Information sur l'espèce

Nom et classification

Nom scientifique:

Falco peregrinus, Tunstall 1771

Nom français:

Faucon pèlerin

Nom anglais:

Peregrine Falcon

Classification

Classe:

Oiseaux

Ordre:

Falconiformes

Famille:

Falconidés

Genre:

Falco

Espèce:

peregrinus

Cette classification est conforme à celle établie par l’American Ornithologists’ Union (AOU, 2006). L’espèce a été décrite pour la première fois en Europe par Tunstall, en 1771. À l’échelle mondiale, 19 sous-espèces sont reconnues (Hayes et Buchanan, 2002; White et al., 2002). Trois sous-espèces, soit les F. p. anatum (Bonaparte, 1838), F. p. tundrius (White, 1968a) et F. p. pealei (Ridgway, 1871), se rencontrent en Amérique du Nord (Godfrey, 1986).Dans le présent rapport, ces trois sous-espèces seront appelées Faucon pèlerin anatum, Faucon pèlerin tundrius et Faucon pèlerin pealei, respectivement.

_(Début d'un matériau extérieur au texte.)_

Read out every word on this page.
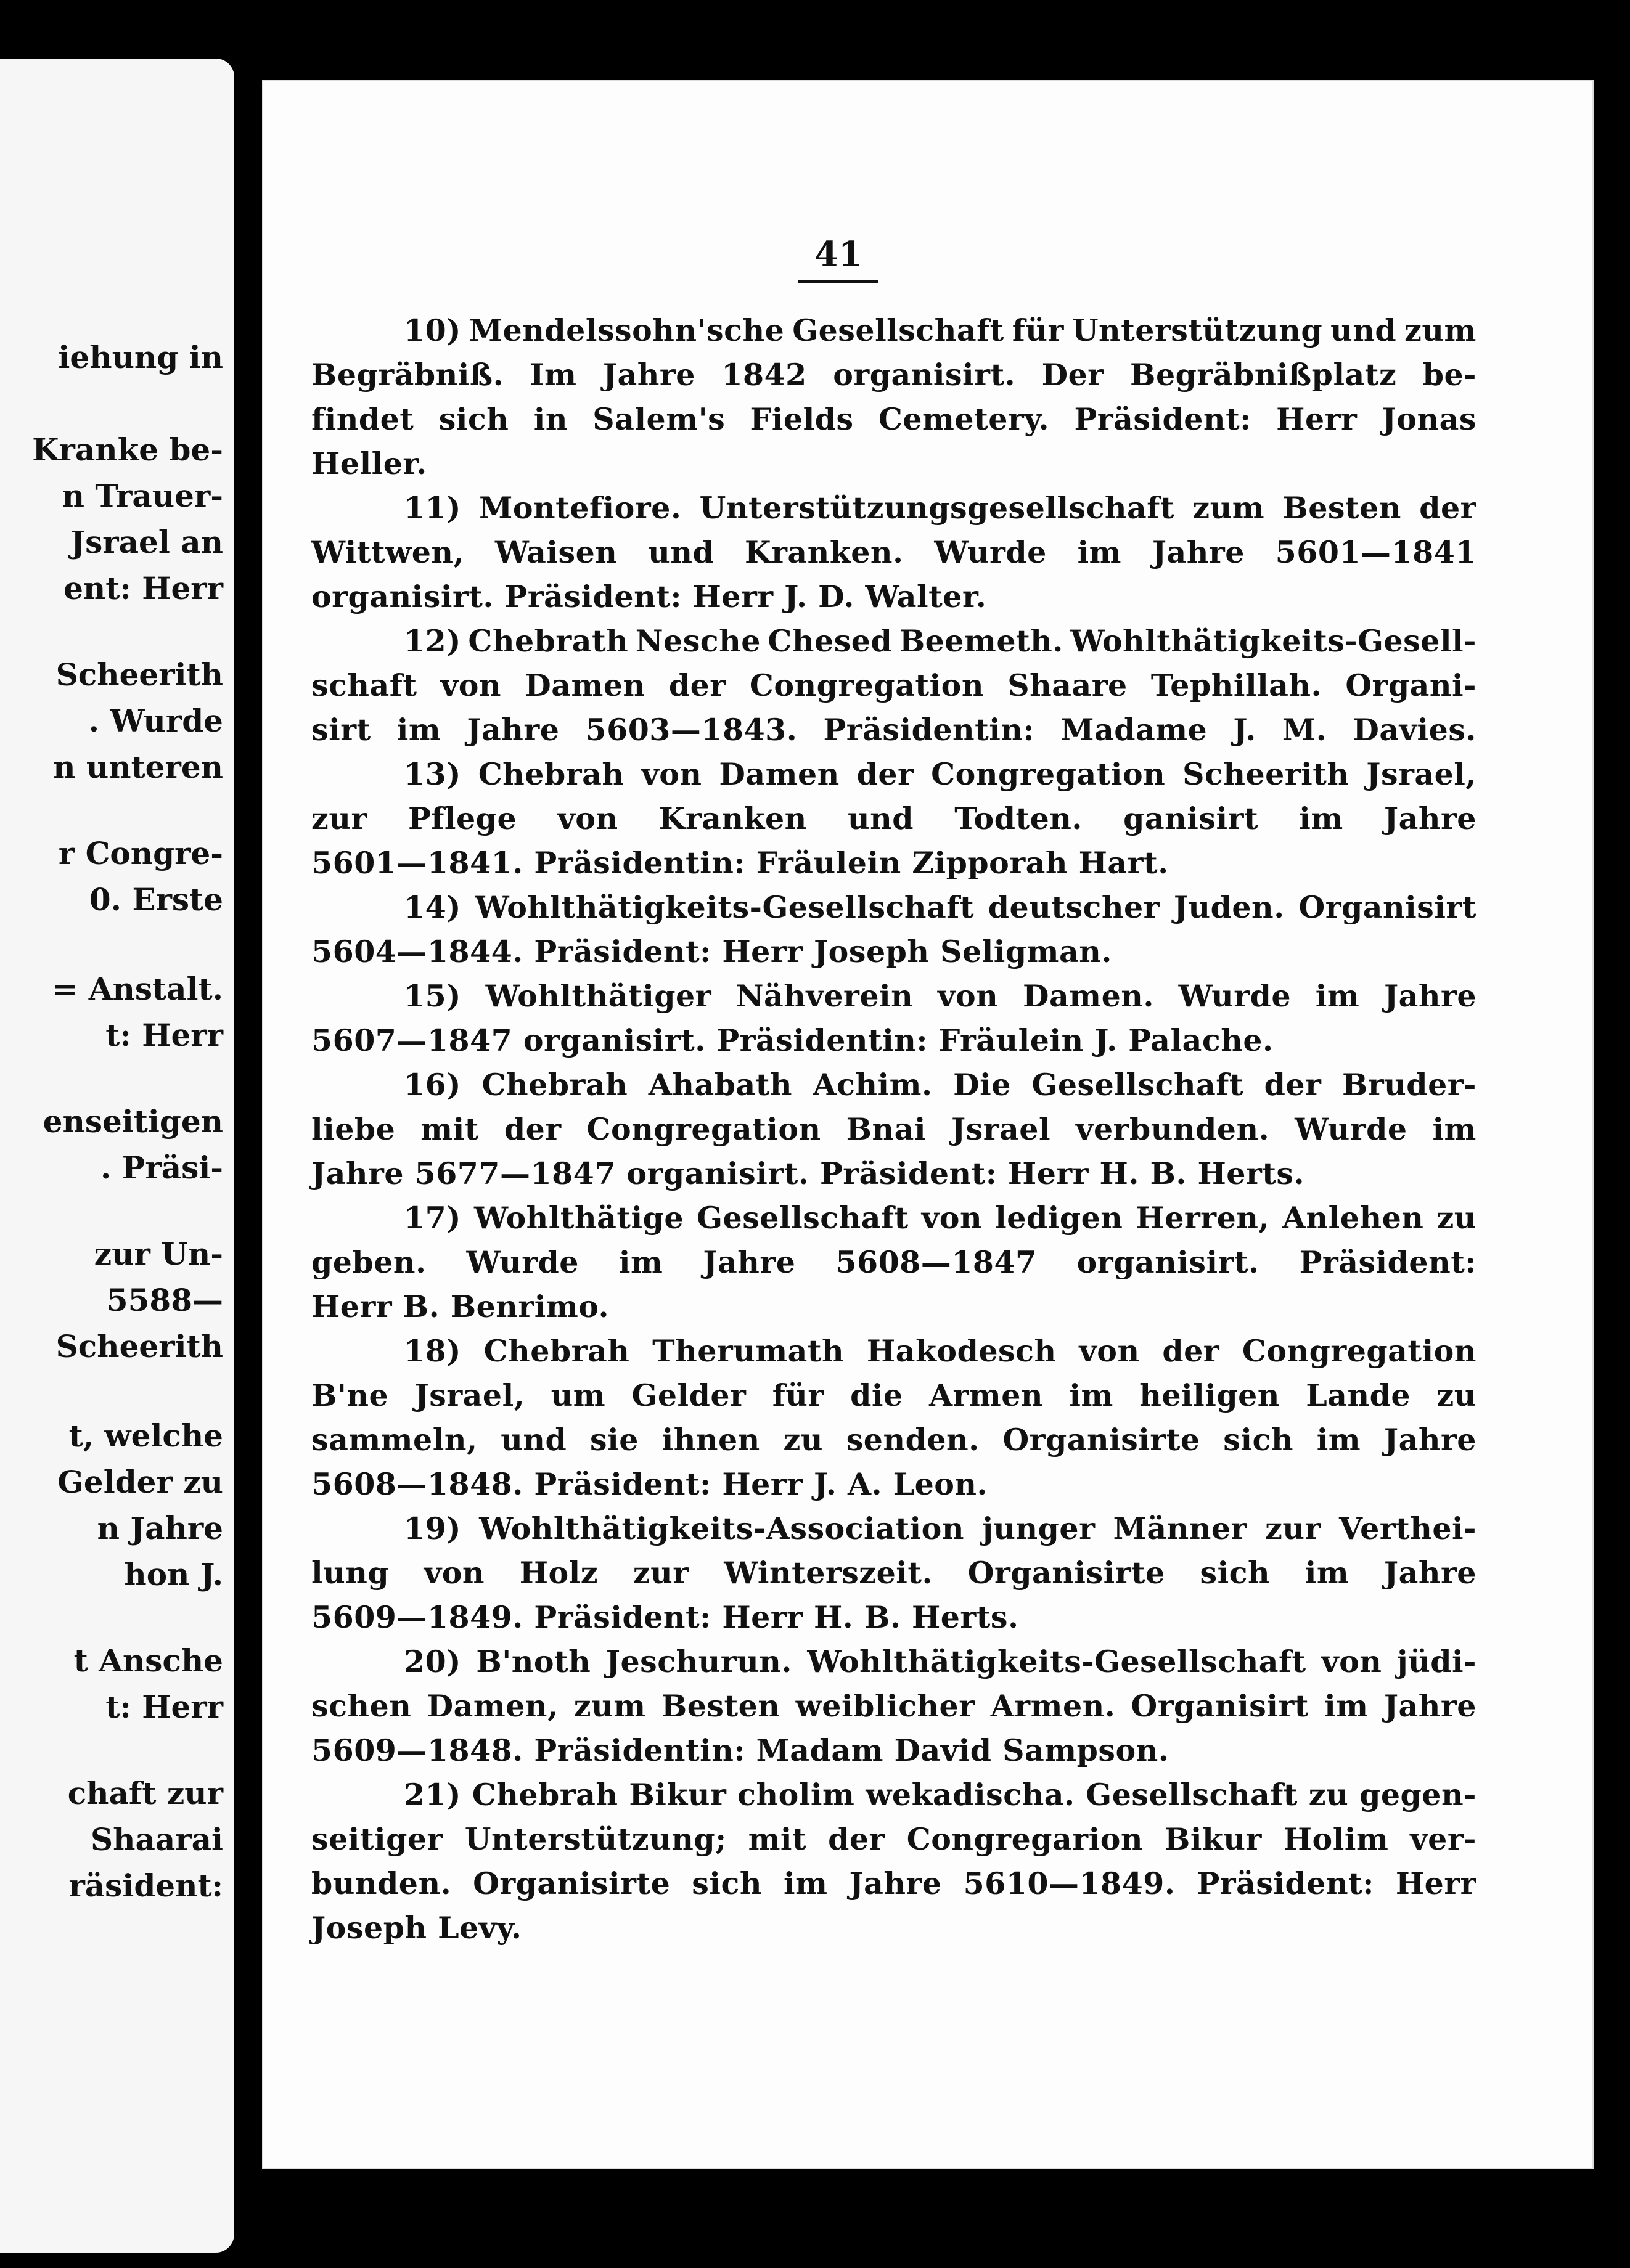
iehung in
Kranke be-
n Trauer-
Jsrael an
ent: Herr
Scheerith
. Wurde
n unteren
r Congre-
0. Erste
= Anstalt.
t: Herr
enseitigen
. Präsi-
zur Un-
5588—
Scheerith
t, welche
Gelder zu
n Jahre
hon J.
t Ansche
t: Herr
chaft zur
Shaarai
räsident:
41
10) Mendelssohn'sche Gesellschaft für Unterstützung und zum
Begräbniß. Im Jahre 1842 organisirt. Der Begräbnißplatz be-
findet sich in Salem's Fields Cemetery. Präsident: Herr Jonas
Heller.
11) Montefiore. Unterstützungsgesellschaft zum Besten der
Wittwen, Waisen und Kranken. Wurde im Jahre 5601—1841
organisirt. Präsident: Herr J. D. Walter.
12) Chebrath Nesche Chesed Beemeth. Wohlthätigkeits-Gesell-
schaft von Damen der Congregation Shaare Tephillah. Organi-
sirt im Jahre 5603—1843. Präsidentin: Madame J. M. Davies.
13) Chebrah von Damen der Congregation Scheerith Jsrael,
zur Pflege von Kranken und Todten. ganisirt im Jahre
5601—1841. Präsidentin: Fräulein Zipporah Hart.
14) Wohlthätigkeits-Gesellschaft deutscher Juden. Organisirt
5604—1844. Präsident: Herr Joseph Seligman.
15) Wohlthätiger Nähverein von Damen. Wurde im Jahre
5607—1847 organisirt. Präsidentin: Fräulein J. Palache.
16) Chebrah Ahabath Achim. Die Gesellschaft der Bruder-
liebe mit der Congregation Bnai Jsrael verbunden. Wurde im
Jahre 5677—1847 organisirt. Präsident: Herr H. B. Herts.
17) Wohlthätige Gesellschaft von ledigen Herren, Anlehen zu
geben. Wurde im Jahre 5608—1847 organisirt. Präsident:
Herr B. Benrimo.
18) Chebrah Therumath Hakodesch von der Congregation
B'ne Jsrael, um Gelder für die Armen im heiligen Lande zu
sammeln, und sie ihnen zu senden. Organisirte sich im Jahre
5608—1848. Präsident: Herr J. A. Leon.
19) Wohlthätigkeits-Association junger Männer zur Verthei-
lung von Holz zur Winterszeit. Organisirte sich im Jahre
5609—1849. Präsident: Herr H. B. Herts.
20) B'noth Jeschurun. Wohlthätigkeits-Gesellschaft von jüdi-
schen Damen, zum Besten weiblicher Armen. Organisirt im Jahre
5609—1848. Präsidentin: Madam David Sampson.
21) Chebrah Bikur cholim wekadischa. Gesellschaft zu gegen-
seitiger Unterstützung; mit der Congregarion Bikur Holim ver-
bunden. Organisirte sich im Jahre 5610—1849. Präsident: Herr
Joseph Levy.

Une étude génétique récente porte à croire que la sous-espèce pealei est génétiquement distincte des deux autres sous-espèces mais qu’historiquement (avant l’effondrement des populations causé par le DDT), les sous-espèces anatum et tundrius ne se différenciaient pas génétiquement l’une de l’autre(Brown et al., 2007). Les différences relevées actuellement entre ces deux sous-espèces sont ténues et vraisemblablement attribuables à des facteurs anthropiques comme la nature limitée du patrimoine génétique utilisé pour les réintroductions (Brown et al., 2007). Pour cette raison, et aussi à cause de l’existence d’un continuum évident de répartition et de plumage (voir ci-dessous), ces deux sous-espèces sont considérées comme une seule unité désignable. La sous-espèce pealei est considérée comme une unité distincte. Toutefois, comme la plupart des données concernant le Faucon pèlerin sont présentées par sous-espèce, nous inclurons des renseignements sur les trois sous-espèces dans le présent rapport, en regroupant s’il y a lieu les données se rapportant aux sous-espèces anatum et tundrius (p. ex. zone d’occurrence, taille de la population).

Description morphologique

Le Faucon pèlerin est un falconité de taille moyenne à grande (comparable à celle d’une corneille) qui a de longues ailes pointues. Les mâles mesurent de 36 à 49 cm de longueur et pèsent en moyenne 650 g, tandis que les femelles mesurent de 45 à 58 cm et pèsent en moyenne environ 950 g. Les deux sexes se distinguent principalement par la taille, les femelles étant de 15 à 20 p. 100 plus grandes et de 40 à 50 p. 100 plus lourdes que les mâles. Le chevauchement de taille entre les sexes est faible chez toutes les sous-espèces (White, 1968b; White et al., 2002).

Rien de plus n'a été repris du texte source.